The landscape scan reviewed national transfer initiatives over the past 10 years, including Project Win-Win (2009-2013), Credit When It’s Due (2013-2015), Interstate Passport (2016-present), Degrees When Due (2019-present) and Tackling Transfer (2019-present). Across these foundation-funded initiatives, credit reclamation and community college credit applicability in transfer are the dominant focus areas. As we conducted interviews with researchers, advocates and technical assistance providers associated with these initiatives, we heard again and again that the most important — and often underappreciated — key to boosting equitable outcomes in any transfer-improvement initiative is focused, long-term, relationship-driven coordination between multiple key stakeholders implicated in the transfer process. These can include policy makers, institution leaders, administrators, faculty and students.
We also examined broader approaches to pathways and portability to mine lessons. Guided pathways, math pathways and dual enrollment each play an integral role in lowering barriers to transfer student success, and the overarching lessons from these ongoing efforts — like the other specific credit-focused efforts — include the core necessity of long-term commitment across diverse stakeholder groups to the principled pursuit of structural and cultural change focused on the student experience. In addition to lessons of practice, we also explored transfer policies and procedures related to portability and learner agency, including prior learning assessments, competency-based education and incremental credentials (or credential stackability).

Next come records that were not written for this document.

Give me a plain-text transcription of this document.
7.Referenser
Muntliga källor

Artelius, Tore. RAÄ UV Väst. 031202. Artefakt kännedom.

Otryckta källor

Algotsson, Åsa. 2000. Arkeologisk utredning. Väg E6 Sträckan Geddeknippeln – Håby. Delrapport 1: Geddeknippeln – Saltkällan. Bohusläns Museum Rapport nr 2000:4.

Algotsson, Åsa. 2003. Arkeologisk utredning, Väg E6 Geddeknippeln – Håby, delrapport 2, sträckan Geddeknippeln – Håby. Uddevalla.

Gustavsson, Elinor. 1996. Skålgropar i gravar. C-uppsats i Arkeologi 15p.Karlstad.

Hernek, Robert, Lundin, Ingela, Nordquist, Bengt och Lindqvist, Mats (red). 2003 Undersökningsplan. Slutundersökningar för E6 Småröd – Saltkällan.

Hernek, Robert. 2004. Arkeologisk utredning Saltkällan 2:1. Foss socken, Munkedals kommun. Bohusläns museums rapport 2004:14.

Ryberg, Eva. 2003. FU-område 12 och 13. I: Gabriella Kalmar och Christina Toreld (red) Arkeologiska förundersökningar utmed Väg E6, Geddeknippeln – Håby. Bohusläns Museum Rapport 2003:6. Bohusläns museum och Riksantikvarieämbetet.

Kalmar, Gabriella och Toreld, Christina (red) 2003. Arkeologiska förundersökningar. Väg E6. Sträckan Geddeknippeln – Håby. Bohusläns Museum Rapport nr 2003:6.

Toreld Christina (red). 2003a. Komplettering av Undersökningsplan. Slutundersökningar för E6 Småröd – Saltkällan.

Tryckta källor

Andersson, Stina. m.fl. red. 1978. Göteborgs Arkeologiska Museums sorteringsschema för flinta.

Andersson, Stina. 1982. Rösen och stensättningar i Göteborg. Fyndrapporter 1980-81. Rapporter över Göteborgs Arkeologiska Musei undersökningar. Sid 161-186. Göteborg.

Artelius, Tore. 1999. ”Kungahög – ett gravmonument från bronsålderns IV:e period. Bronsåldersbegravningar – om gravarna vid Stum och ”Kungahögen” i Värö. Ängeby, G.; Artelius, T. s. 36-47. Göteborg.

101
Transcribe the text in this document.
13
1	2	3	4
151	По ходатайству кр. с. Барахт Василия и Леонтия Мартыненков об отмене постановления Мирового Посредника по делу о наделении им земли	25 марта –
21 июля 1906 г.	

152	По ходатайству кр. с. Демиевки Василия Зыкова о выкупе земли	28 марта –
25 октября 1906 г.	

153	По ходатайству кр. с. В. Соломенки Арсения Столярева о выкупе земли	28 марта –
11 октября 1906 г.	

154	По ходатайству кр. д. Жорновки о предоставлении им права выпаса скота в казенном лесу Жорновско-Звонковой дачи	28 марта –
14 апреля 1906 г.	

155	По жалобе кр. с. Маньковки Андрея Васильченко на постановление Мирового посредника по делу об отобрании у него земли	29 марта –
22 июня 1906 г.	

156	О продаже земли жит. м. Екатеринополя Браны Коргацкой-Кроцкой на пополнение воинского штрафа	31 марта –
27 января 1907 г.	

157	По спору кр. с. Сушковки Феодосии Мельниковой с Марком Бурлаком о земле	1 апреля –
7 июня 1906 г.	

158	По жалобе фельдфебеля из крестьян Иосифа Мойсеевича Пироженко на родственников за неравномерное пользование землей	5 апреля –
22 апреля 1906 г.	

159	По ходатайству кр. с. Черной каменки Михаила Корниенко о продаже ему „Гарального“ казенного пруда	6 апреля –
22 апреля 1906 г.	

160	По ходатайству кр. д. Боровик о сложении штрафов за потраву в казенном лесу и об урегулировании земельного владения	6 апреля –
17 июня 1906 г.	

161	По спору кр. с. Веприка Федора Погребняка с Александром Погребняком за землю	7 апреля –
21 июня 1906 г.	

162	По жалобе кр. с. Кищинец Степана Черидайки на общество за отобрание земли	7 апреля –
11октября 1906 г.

The leading portability efforts emphasize the infrastructure and policies that help institutions honor and acknowledge — as progress toward credential — multiple learning modalities and the demonstrated acquisition of learning from a wide range of settings. And just as with other transfer-improvement work, those involved in portability efforts stress the importance of attending to both the technical and adaptive challenges in policy and practice.